Yamaha Motor Philippines, Inc. (YMPH), a motorcycle manufacturing and sales subsidiary of Yamaha Motor, was targeted in a ransomware attack in October. The attack led to unauthorized access to one of the company's servers and resulted in a partial leak of employees' personal information. Yamaha Motor has been conducting an investigation into the incident with assistance from external cybersecurity experts since the breach was detected on October 25.
"One of the servers managed by [..] motorcycle manufacturing and sales subsidiary in the Philippines, Yamaha Motor Philippines, Inc. (YMPH), was accessed without authorization by a third party and hit by a ransomware attack, and a partial leakage of employees' personal information stored by the company was confirmed," Yamaha stated.
In response to the attack, YMPH and the IT Center at Yamaha Motor headquarters set up a team to implement countermeasures and prevent further damage. The team is also working to determine the full extent of the impact and initiate recovery efforts with guidance from an external internet security company. Yamaha confirmed that the attack was limited to a single server at Yamaha Motor Philippines and did not affect the headquarters or any other subsidiaries within the Yamaha Motor group.

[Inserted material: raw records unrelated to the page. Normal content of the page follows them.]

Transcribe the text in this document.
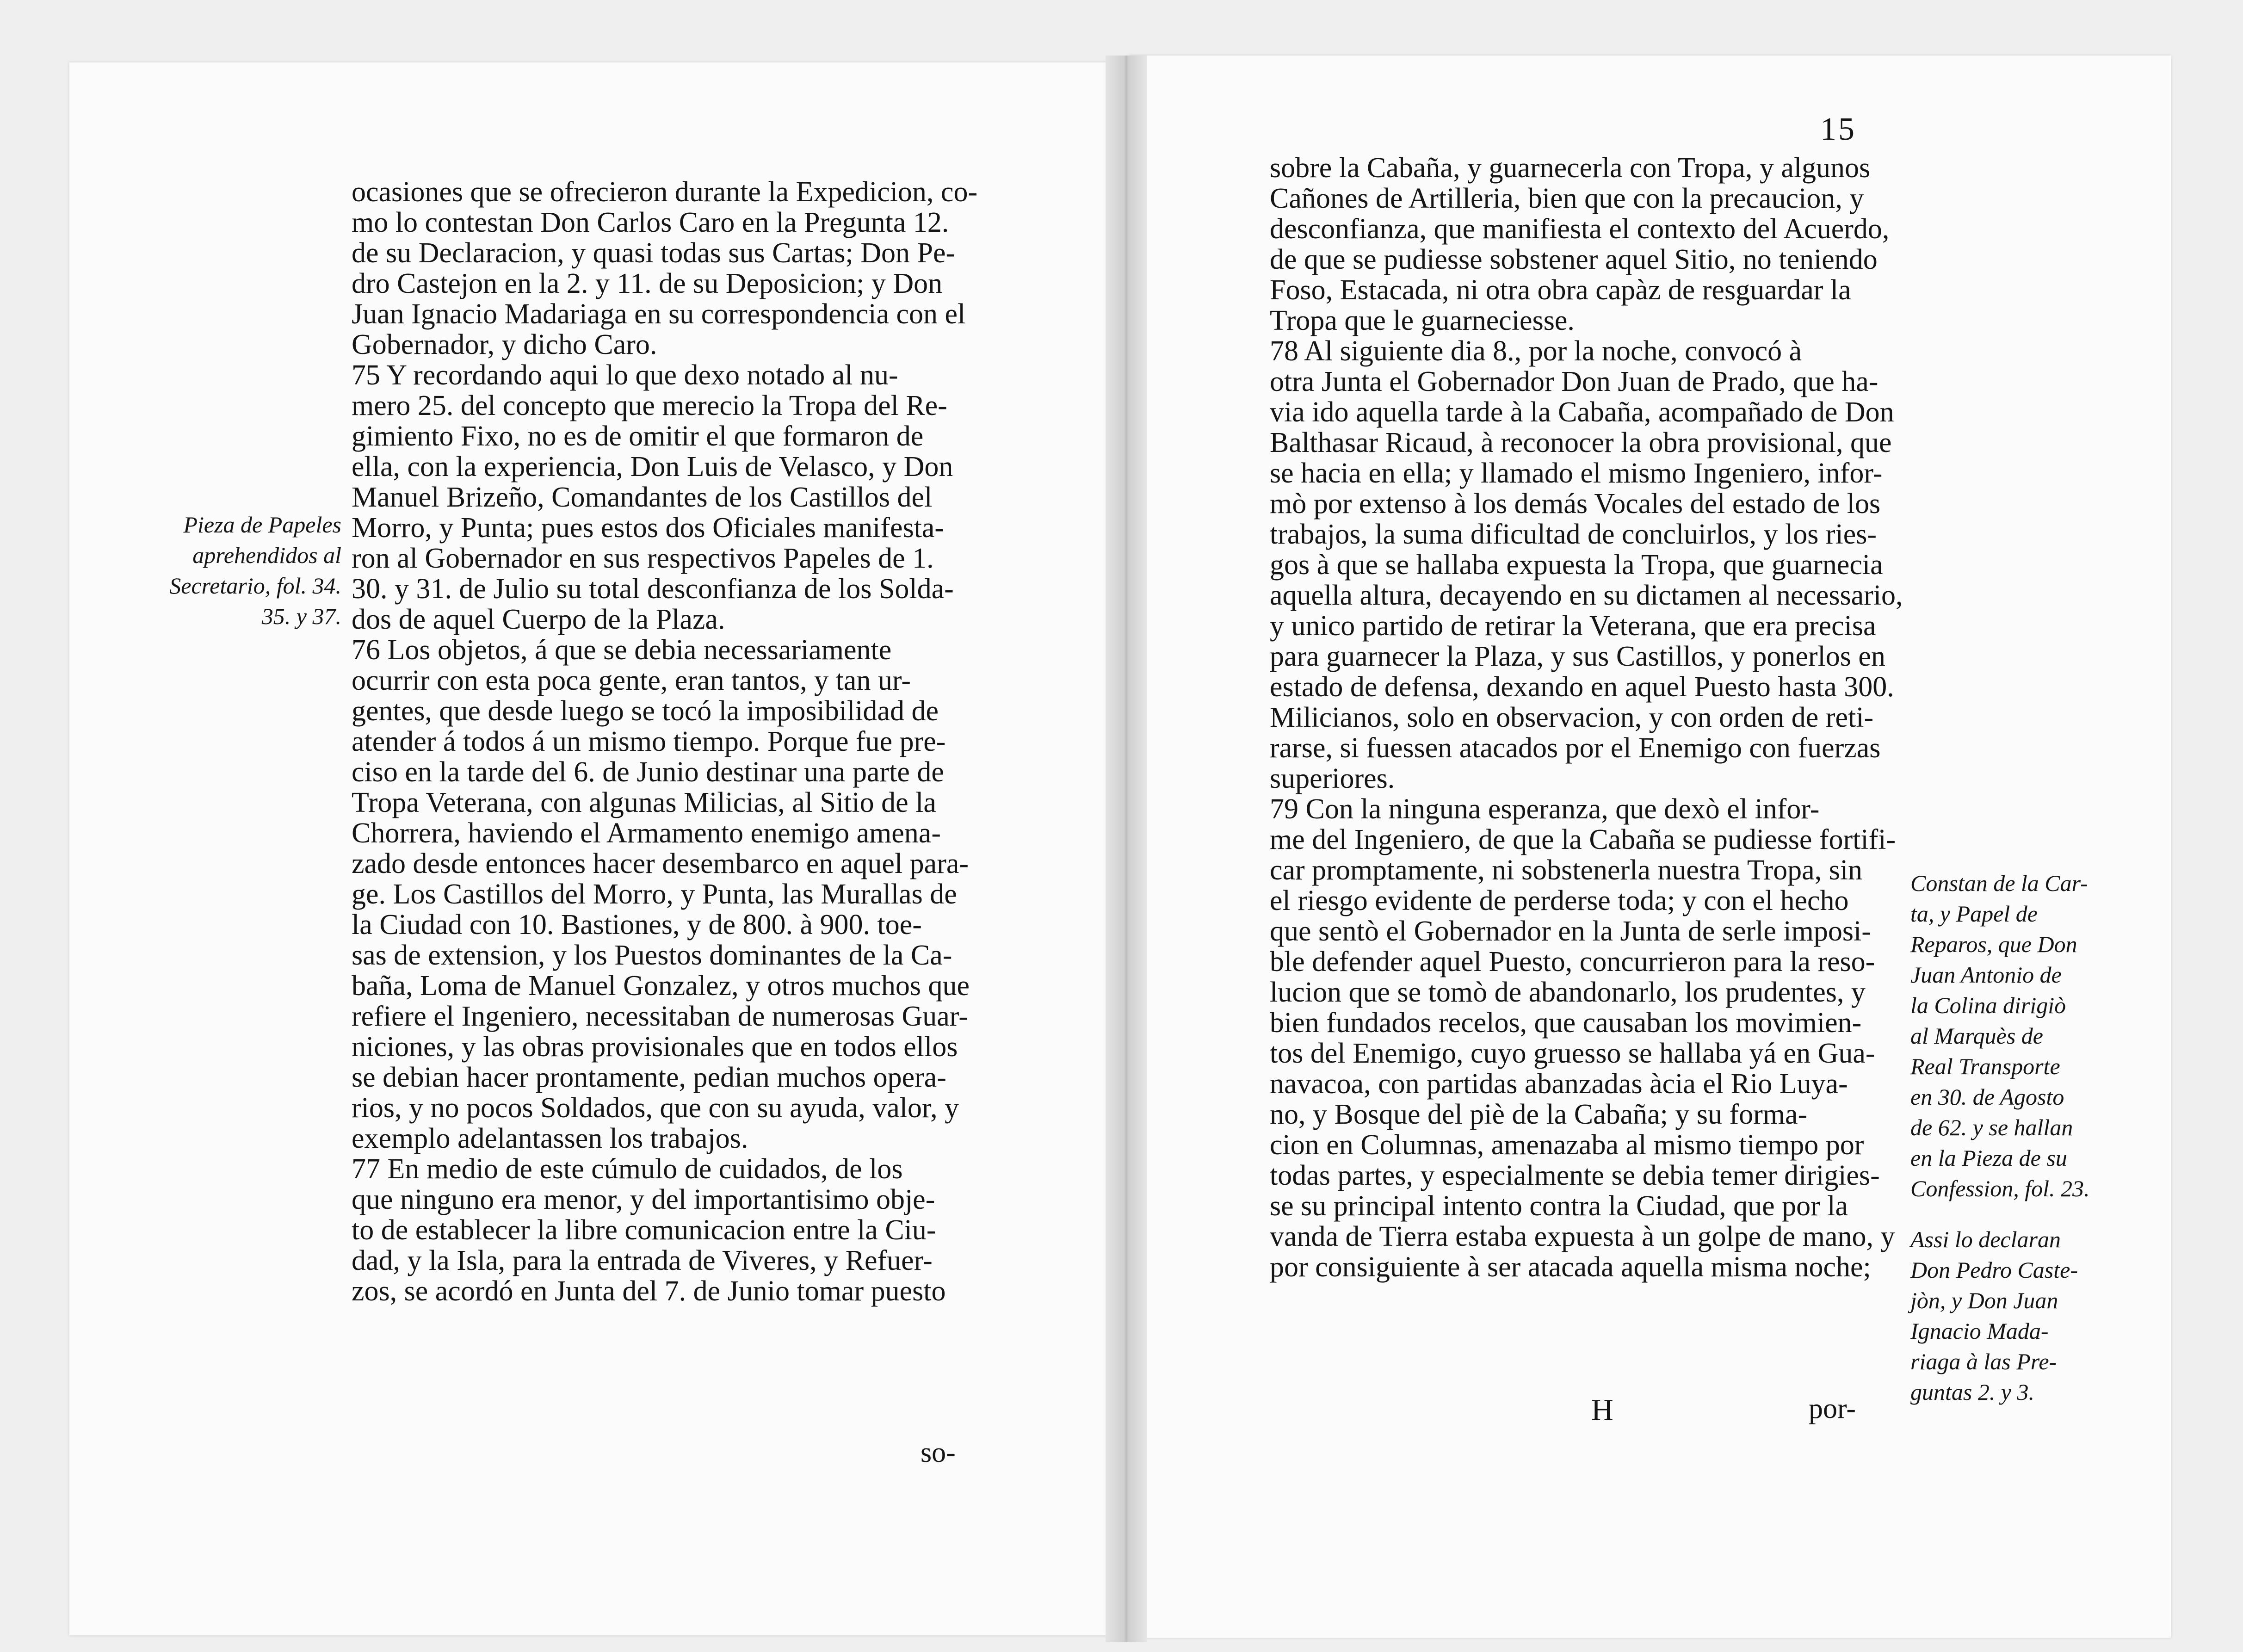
Pieza de Papeles
aprehendidos al
Secretario, fol. 34.
35. y 37.
ocasiones que se ofrecieron durante la Expedicion, co-
mo lo contestan Don Carlos Caro en la Pregunta 12.
de su Declaracion, y quasi todas sus Cartas; Don Pe-
dro Castejon en la 2. y 11. de su Deposicion; y Don
Juan Ignacio Madariaga en su correspondencia con el
Gobernador, y dicho Caro.
75 Y recordando aqui lo que dexo notado al nu-
mero 25. del concepto que merecio la Tropa del Re-
gimiento Fixo, no es de omitir el que formaron de
ella, con la experiencia, Don Luis de Velasco, y Don
Manuel Brizeño, Comandantes de los Castillos del
Morro, y Punta; pues estos dos Oficiales manifesta-
ron al Gobernador en sus respectivos Papeles de 1.
30. y 31. de Julio su total desconfianza de los Solda-
dos de aquel Cuerpo de la Plaza.
76 Los objetos, á que se debia necessariamente
ocurrir con esta poca gente, eran tantos, y tan ur-
gentes, que desde luego se tocó la imposibilidad de
atender á todos á un mismo tiempo. Porque fue pre-
ciso en la tarde del 6. de Junio destinar una parte de
Tropa Veterana, con algunas Milicias, al Sitio de la
Chorrera, haviendo el Armamento enemigo amena-
zado desde entonces hacer desembarco en aquel para-
ge. Los Castillos del Morro, y Punta, las Murallas de
la Ciudad con 10. Bastiones, y de 800. à 900. toe-
sas de extension, y los Puestos dominantes de la Ca-
baña, Loma de Manuel Gonzalez, y otros muchos que
refiere el Ingeniero, necessitaban de numerosas Guar-
niciones, y las obras provisionales que en todos ellos
se debian hacer prontamente, pedian muchos opera-
rios, y no pocos Soldados, que con su ayuda, valor, y
exemplo adelantassen los trabajos.
77 En medio de este cúmulo de cuidados, de los
que ninguno era menor, y del importantisimo obje-
to de establecer la libre comunicacion entre la Ciu-
dad, y la Isla, para la entrada de Viveres, y Refuer-
zos, se acordó en Junta del 7. de Junio tomar puesto
so-
15
sobre la Cabaña, y guarnecerla con Tropa, y algunos
Cañones de Artilleria, bien que con la precaucion, y
desconfianza, que manifiesta el contexto del Acuerdo,
de que se pudiesse sobstener aquel Sitio, no teniendo
Foso, Estacada, ni otra obra capàz de resguardar la
Tropa que le guarneciesse.
78 Al siguiente dia 8., por la noche, convocó à
otra Junta el Gobernador Don Juan de Prado, que ha-
via ido aquella tarde à la Cabaña, acompañado de Don
Balthasar Ricaud, à reconocer la obra provisional, que
se hacia en ella; y llamado el mismo Ingeniero, infor-
mò por extenso à los demás Vocales del estado de los
trabajos, la suma dificultad de concluirlos, y los ries-
gos à que se hallaba expuesta la Tropa, que guarnecia
aquella altura, decayendo en su dictamen al necessario,
y unico partido de retirar la Veterana, que era precisa
para guarnecer la Plaza, y sus Castillos, y ponerlos en
estado de defensa, dexando en aquel Puesto hasta 300.
Milicianos, solo en observacion, y con orden de reti-
rarse, si fuessen atacados por el Enemigo con fuerzas
superiores.
79 Con la ninguna esperanza, que dexò el infor-
me del Ingeniero, de que la Cabaña se pudiesse fortifi-
car promptamente, ni sobstenerla nuestra Tropa, sin
el riesgo evidente de perderse toda; y con el hecho
que sentò el Gobernador en la Junta de serle imposi-
ble defender aquel Puesto, concurrieron para la reso-
lucion que se tomò de abandonarlo, los prudentes, y
bien fundados recelos, que causaban los movimien-
tos del Enemigo, cuyo gruesso se hallaba yá en Gua-
navacoa, con partidas abanzadas àcia el Rio Luya-
no, y Bosque del piè de la Cabaña; y su forma-
cion en Columnas, amenazaba al mismo tiempo por
todas partes, y especialmente se debia temer dirigies-
se su principal intento contra la Ciudad, que por la
vanda de Tierra estaba expuesta à un golpe de mano, y
por consiguiente à ser atacada aquella misma noche;
H	por-
Constan de la Car-
ta, y Papel de
Reparos, que Don
Juan Antonio de
la Colina dirigiò
al Marquès de
Real Transporte
en 30. de Agosto
de 62. y se hallan
en la Pieza de su
Confession, fol. 23.
Assi lo declaran
Don Pedro Caste-
jòn, y Don Juan
Ignacio Mada-
riaga à las Pre-
guntas 2. y 3.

Yamaha Motor has reported the incident to the relevant Philippine authorities and is currently assessing the full extent of the attack's impact. The company has not yet attributed the attack to any specific group. However, the ransomware group known as INC Ransom has claimed responsibility for the attack and alleges to have leaked data stolen from Yamaha Motor Philippines' network.
INC Ransom, which emerged in August 2023, has targeted organizations across various sectors, including healthcare, education, and government, in double extortion attacks. The group gains access to their targets' networks through spearphishing emails and has also been known to exploit Citrix NetScaler CVE-2023-3519, according to SentinelOne. Once they gain access, they move laterally through the network, harvesting and downloading sensitive files for ransom leverage before deploying ransomware payloads to encrypt compromised systems.
Victims are given a 72-hour ultimatum to engage with the threat actors for negotiations, under threat of the ransomware gang publicly disclosing all stolen data on their leak blog. Those who comply with the ransom demand are assured help in decrypting their files and are also provided details on the initial attack method, guidance on securing their networks, evidence of data destruction, and a "guarantee" that they won't be attacked again by INC Ransom operators.